MAY 13, 2013
This prospective study identified a pattern of morphologic abnormalities that is common in neuromyelitis optica (NMO) and associated with severe retinal axonal and neuronal loss and visual disability. However, the underlying mechanisms of these abnormalities remain unclear.
Subjects were 39 patients with NMO spectrum disorders and 39 age- and sex-matched healthy controls who underwent spectral-domain OCT.
Microcystic macular edema (MME) of the inner nuclear layer was found in 26 percent of patients and exclusively in eyes with a history of optic neuritis (ON). MME eyes had lower high- and low-contrast letter-acuity scores, lower peripapillary RNFL thickness, lower macular RNFL thickness, lower ganglion cell layer 1 inner plexiform layer thickness, higher inner nucleus layer thickness, and a greater number of ON episodes relative to non-MME eyes with a history of ON.
After adjusting for a history of multiple ON episodes, these findings remained significant for macular-RNFL thickness and inner nuclear layer thickness. NMO spectrum eyes without ON history had lower macular RNFL thickness, ganglion cell layer 1 inner plexiform layer thickness, outer nuclear layer thickness, and low-contrast letter-acuity scores compared to healthy controls.

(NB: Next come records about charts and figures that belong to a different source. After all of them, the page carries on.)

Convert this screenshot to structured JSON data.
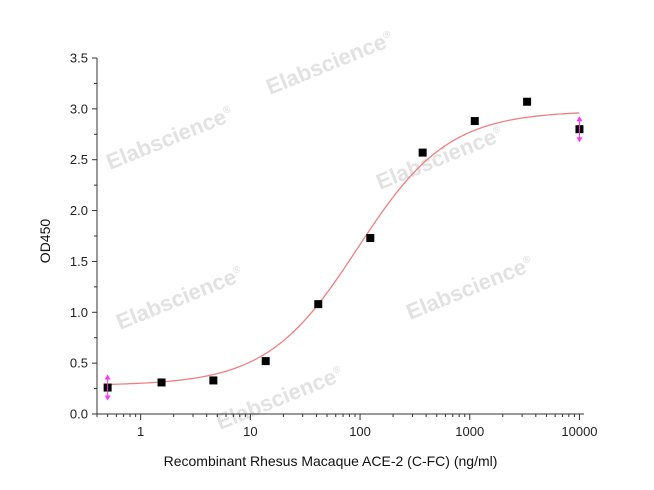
{
  "chart_data": {
    "type": "scatter",
    "xlabel": "Recombinant Rhesus Macaque ACE-2 (C-FC) (ng/ml)",
    "ylabel": "OD450",
    "xscale": "log",
    "xlim": [
      0.4,
      11000
    ],
    "ylim": [
      0,
      3.5
    ],
    "x_ticks": [
      {
        "value": 1,
        "label": "1"
      },
      {
        "value": 10,
        "label": "10"
      },
      {
        "value": 100,
        "label": "100"
      },
      {
        "value": 1000,
        "label": "1000"
      },
      {
        "value": 10000,
        "label": "10000"
      }
    ],
    "y_ticks": [
      {
        "value": 0.0,
        "label": "0.0"
      },
      {
        "value": 0.5,
        "label": "0.5"
      },
      {
        "value": 1.0,
        "label": "1.0"
      },
      {
        "value": 1.5,
        "label": "1.5"
      },
      {
        "value": 2.0,
        "label": "2.0"
      },
      {
        "value": 2.5,
        "label": "2.5"
      },
      {
        "value": 3.0,
        "label": "3.0"
      },
      {
        "value": 3.5,
        "label": "3.5"
      }
    ],
    "points": [
      {
        "x": 0.5,
        "y": 0.26
      },
      {
        "x": 1.55,
        "y": 0.31
      },
      {
        "x": 4.6,
        "y": 0.33
      },
      {
        "x": 13.8,
        "y": 0.52
      },
      {
        "x": 41.6,
        "y": 1.08
      },
      {
        "x": 124,
        "y": 1.73
      },
      {
        "x": 372,
        "y": 2.57
      },
      {
        "x": 1111,
        "y": 2.88
      },
      {
        "x": 3333,
        "y": 3.07
      },
      {
        "x": 10000,
        "y": 2.8
      }
    ],
    "fit": {
      "type": "4PL",
      "bottom": 0.28,
      "top": 2.98,
      "ec50": 95,
      "hill": 1.05
    },
    "grid": false,
    "colors": {
      "points": "#000000",
      "fit": "#f08080",
      "arrows": "#ff33ff",
      "axis": "#333333"
    }
  },
  "watermark": {
    "text": "Elabscience",
    "mark": "®"
  }
}
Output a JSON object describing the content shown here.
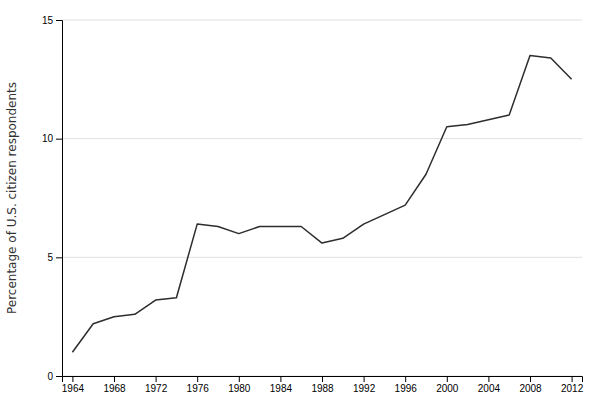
{
  "chart_data": {
    "type": "line",
    "ylabel": "Percentage of U.S. citizen respondents",
    "x": [
      1964,
      1966,
      1968,
      1970,
      1972,
      1974,
      1976,
      1978,
      1980,
      1982,
      1984,
      1986,
      1988,
      1990,
      1992,
      1994,
      1996,
      1998,
      2000,
      2002,
      2004,
      2006,
      2008,
      2010,
      2012
    ],
    "values": [
      1.0,
      2.2,
      2.5,
      2.6,
      3.2,
      3.3,
      6.4,
      6.3,
      6.0,
      6.3,
      6.3,
      6.3,
      5.6,
      5.8,
      6.4,
      6.8,
      7.2,
      8.5,
      10.5,
      10.6,
      10.8,
      11.0,
      13.5,
      13.4,
      12.5
    ],
    "color": "#2d2d2d",
    "xlim": [
      1963,
      2013
    ],
    "ylim": [
      0,
      15
    ],
    "xticks": [
      1964,
      1968,
      1972,
      1976,
      1980,
      1984,
      1988,
      1992,
      1996,
      2000,
      2004,
      2008,
      2012
    ],
    "yticks": [
      0,
      5,
      10,
      15
    ],
    "grid": true
  }
}
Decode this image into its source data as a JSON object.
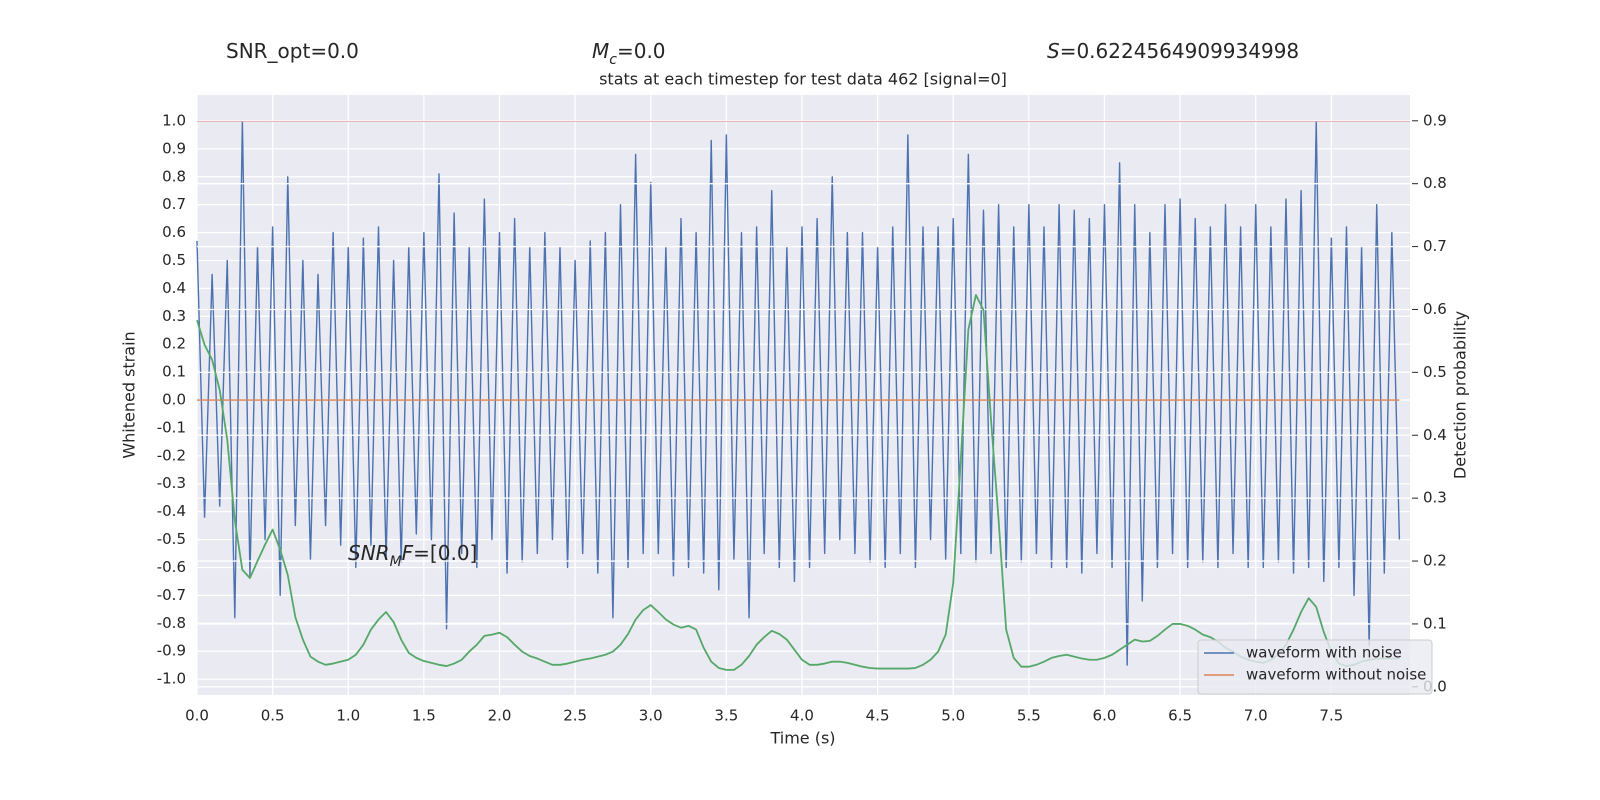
{
  "chart_data": {
    "type": "line",
    "title": "stats at each timestep for test data 462 [signal=0]",
    "stats": [
      [
        {
          "text": "SNR_opt=0.0"
        }
      ],
      [
        {
          "text": "M",
          "italic": true
        },
        {
          "text": "c",
          "italic": true,
          "sub": true
        },
        {
          "text": "=0.0"
        }
      ],
      [
        {
          "text": "S",
          "italic": true
        },
        {
          "text": "=0.6224564909934998"
        }
      ]
    ],
    "annotation": [
      {
        "text": "SNR",
        "italic": true
      },
      {
        "text": "M",
        "italic": true,
        "sub": true
      },
      {
        "text": "F",
        "italic": true
      },
      {
        "text": "=[0.0]"
      }
    ],
    "xlabel": "Time (s)",
    "ylabel": "Whitened strain",
    "y2label": "Detection probability",
    "x": [
      0,
      0.05,
      0.1,
      0.15,
      0.2,
      0.25,
      0.3,
      0.35,
      0.4,
      0.45,
      0.5,
      0.55,
      0.6,
      0.65,
      0.7,
      0.75,
      0.8,
      0.85,
      0.9,
      0.95,
      1,
      1.05,
      1.1,
      1.15,
      1.2,
      1.25,
      1.3,
      1.35,
      1.4,
      1.45,
      1.5,
      1.55,
      1.6,
      1.65,
      1.7,
      1.75,
      1.8,
      1.85,
      1.9,
      1.95,
      2,
      2.05,
      2.1,
      2.15,
      2.2,
      2.25,
      2.3,
      2.35,
      2.4,
      2.45,
      2.5,
      2.55,
      2.6,
      2.65,
      2.7,
      2.75,
      2.8,
      2.85,
      2.9,
      2.95,
      3,
      3.05,
      3.1,
      3.15,
      3.2,
      3.25,
      3.3,
      3.35,
      3.4,
      3.45,
      3.5,
      3.55,
      3.6,
      3.65,
      3.7,
      3.75,
      3.8,
      3.85,
      3.9,
      3.95,
      4,
      4.05,
      4.1,
      4.15,
      4.2,
      4.25,
      4.3,
      4.35,
      4.4,
      4.45,
      4.5,
      4.55,
      4.6,
      4.65,
      4.7,
      4.75,
      4.8,
      4.85,
      4.9,
      4.95,
      5,
      5.05,
      5.1,
      5.15,
      5.2,
      5.25,
      5.3,
      5.35,
      5.4,
      5.45,
      5.5,
      5.55,
      5.6,
      5.65,
      5.7,
      5.75,
      5.8,
      5.85,
      5.9,
      5.95,
      6,
      6.05,
      6.1,
      6.15,
      6.2,
      6.25,
      6.3,
      6.35,
      6.4,
      6.45,
      6.5,
      6.55,
      6.6,
      6.65,
      6.7,
      6.75,
      6.8,
      6.85,
      6.9,
      6.95,
      7,
      7.05,
      7.1,
      7.15,
      7.2,
      7.25,
      7.3,
      7.35,
      7.4,
      7.45,
      7.5,
      7.55,
      7.6,
      7.65,
      7.7,
      7.75,
      7.8,
      7.85,
      7.9,
      7.95
    ],
    "series": [
      {
        "name": "waveform with noise",
        "color": "#4c72b0",
        "values": [
          0.57,
          -0.42,
          0.45,
          -0.38,
          0.5,
          -0.78,
          1.0,
          -0.63,
          0.55,
          -0.5,
          0.62,
          -0.7,
          0.8,
          -0.45,
          0.5,
          -0.57,
          0.45,
          -0.45,
          0.6,
          -0.52,
          0.55,
          -0.6,
          0.58,
          -0.52,
          0.62,
          -0.57,
          0.5,
          -0.58,
          0.55,
          -0.48,
          0.6,
          -0.5,
          0.81,
          -0.82,
          0.67,
          -0.55,
          0.55,
          -0.6,
          0.72,
          -0.5,
          0.6,
          -0.62,
          0.65,
          -0.58,
          0.55,
          -0.55,
          0.6,
          -0.5,
          0.55,
          -0.6,
          0.5,
          -0.55,
          0.57,
          -0.62,
          0.6,
          -0.78,
          0.7,
          -0.6,
          0.88,
          -0.55,
          0.78,
          -0.55,
          0.55,
          -0.63,
          0.65,
          -0.6,
          0.6,
          -0.62,
          0.93,
          -0.68,
          0.95,
          -0.57,
          0.6,
          -0.78,
          0.62,
          -0.55,
          0.75,
          -0.6,
          0.55,
          -0.65,
          0.62,
          -0.6,
          0.65,
          -0.55,
          0.8,
          -0.5,
          0.6,
          -0.55,
          0.6,
          -0.58,
          0.55,
          -0.6,
          0.62,
          -0.55,
          0.95,
          -0.6,
          0.62,
          -0.5,
          0.62,
          -0.57,
          0.65,
          -0.55,
          0.88,
          -0.58,
          0.68,
          -0.55,
          0.7,
          -0.6,
          0.62,
          -0.58,
          0.7,
          -0.55,
          0.62,
          -0.6,
          0.7,
          -0.6,
          0.68,
          -0.62,
          0.65,
          -0.55,
          0.7,
          -0.6,
          0.85,
          -0.95,
          0.7,
          -0.72,
          0.6,
          -0.6,
          0.7,
          -0.55,
          0.72,
          -0.6,
          0.65,
          -0.58,
          0.62,
          -0.6,
          0.7,
          -0.55,
          0.62,
          -0.6,
          0.7,
          -0.6,
          0.62,
          -0.58,
          0.72,
          -0.62,
          0.75,
          -0.6,
          1.0,
          -0.65,
          0.58,
          -0.6,
          0.62,
          -0.7,
          0.55,
          -0.88,
          0.7,
          -0.62,
          0.6,
          -0.5
        ]
      },
      {
        "name": "waveform without noise",
        "color": "#dd8452",
        "x": [
          0,
          7.95
        ],
        "values": [
          0,
          0
        ]
      },
      {
        "color": "#55a868",
        "axis": "y2",
        "values": [
          0.583,
          0.544,
          0.52,
          0.472,
          0.393,
          0.265,
          0.186,
          0.173,
          0.2,
          0.226,
          0.25,
          0.218,
          0.178,
          0.111,
          0.075,
          0.048,
          0.04,
          0.035,
          0.037,
          0.04,
          0.043,
          0.051,
          0.067,
          0.091,
          0.107,
          0.119,
          0.103,
          0.075,
          0.054,
          0.046,
          0.041,
          0.038,
          0.035,
          0.033,
          0.037,
          0.043,
          0.056,
          0.067,
          0.081,
          0.083,
          0.086,
          0.079,
          0.067,
          0.056,
          0.049,
          0.045,
          0.04,
          0.035,
          0.035,
          0.037,
          0.04,
          0.043,
          0.045,
          0.048,
          0.051,
          0.056,
          0.067,
          0.084,
          0.107,
          0.122,
          0.13,
          0.119,
          0.107,
          0.099,
          0.094,
          0.097,
          0.091,
          0.062,
          0.04,
          0.03,
          0.027,
          0.027,
          0.035,
          0.049,
          0.067,
          0.079,
          0.089,
          0.084,
          0.075,
          0.059,
          0.043,
          0.035,
          0.035,
          0.037,
          0.04,
          0.04,
          0.038,
          0.035,
          0.032,
          0.03,
          0.029,
          0.029,
          0.029,
          0.029,
          0.029,
          0.03,
          0.035,
          0.043,
          0.056,
          0.083,
          0.165,
          0.361,
          0.568,
          0.623,
          0.599,
          0.424,
          0.265,
          0.091,
          0.046,
          0.032,
          0.032,
          0.035,
          0.04,
          0.046,
          0.049,
          0.051,
          0.048,
          0.045,
          0.043,
          0.043,
          0.046,
          0.051,
          0.059,
          0.067,
          0.075,
          0.072,
          0.073,
          0.081,
          0.091,
          0.1,
          0.1,
          0.097,
          0.091,
          0.083,
          0.079,
          0.072,
          0.062,
          0.056,
          0.048,
          0.043,
          0.04,
          0.038,
          0.043,
          0.051,
          0.067,
          0.091,
          0.119,
          0.141,
          0.127,
          0.087,
          0.056,
          0.037,
          0.033,
          0.035,
          0.04,
          0.043,
          0.045,
          0.045,
          0.045,
          0.045
        ]
      }
    ],
    "hlines": [
      {
        "value": 1.0,
        "color": "#c44e52"
      }
    ],
    "xlim": [
      0,
      8.02
    ],
    "xticks": [
      {
        "value": 0,
        "label": "0.0"
      },
      0.5,
      {
        "value": 1,
        "label": "1.0"
      },
      1.5,
      {
        "value": 2,
        "label": "2.0"
      },
      2.5,
      {
        "value": 3,
        "label": "3.0"
      },
      3.5,
      {
        "value": 4,
        "label": "4.0"
      },
      4.5,
      {
        "value": 5,
        "label": "5.0"
      },
      5.5,
      {
        "value": 6,
        "label": "6.0"
      },
      6.5,
      {
        "value": 7,
        "label": "7.0"
      },
      7.5
    ],
    "ylim": [
      -1.057,
      1.093
    ],
    "yticks": [
      {
        "value": -1,
        "label": "-1.0"
      },
      -0.9,
      -0.8,
      -0.7,
      -0.6,
      -0.5,
      -0.4,
      -0.3,
      -0.2,
      -0.1,
      {
        "value": 0,
        "label": "0.0"
      },
      0.1,
      0.2,
      0.3,
      0.4,
      0.5,
      0.6,
      0.7,
      0.8,
      0.9,
      {
        "value": 1,
        "label": "1.0"
      }
    ],
    "y2lim": [
      -0.013,
      0.941
    ],
    "y2ticks": [
      {
        "value": 0,
        "label": "0.0"
      },
      0.1,
      0.2,
      0.3,
      0.4,
      0.5,
      0.6,
      0.7,
      0.8,
      0.9
    ],
    "grid": true,
    "legend": "lower right"
  }
}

The authors write the development of MME in NMO may be due to the breakdown of the blood-retinal barrier or an immune response targeting aquaporin-4 in the retina.
They note that peripapillary RNFL thickness was not significantly lower in non-ON eyes relative to healthy controls, in contrast to the macular-RNFL layer thickness. This indicates that macular segmentation may enable more sensitive detection of retinal axonal and neuronal loss, and that the use of the peripapillary RNFL in previous reports examining "unaffected" eyes of NMO-spectrum patients may account for the conflicting results across studies.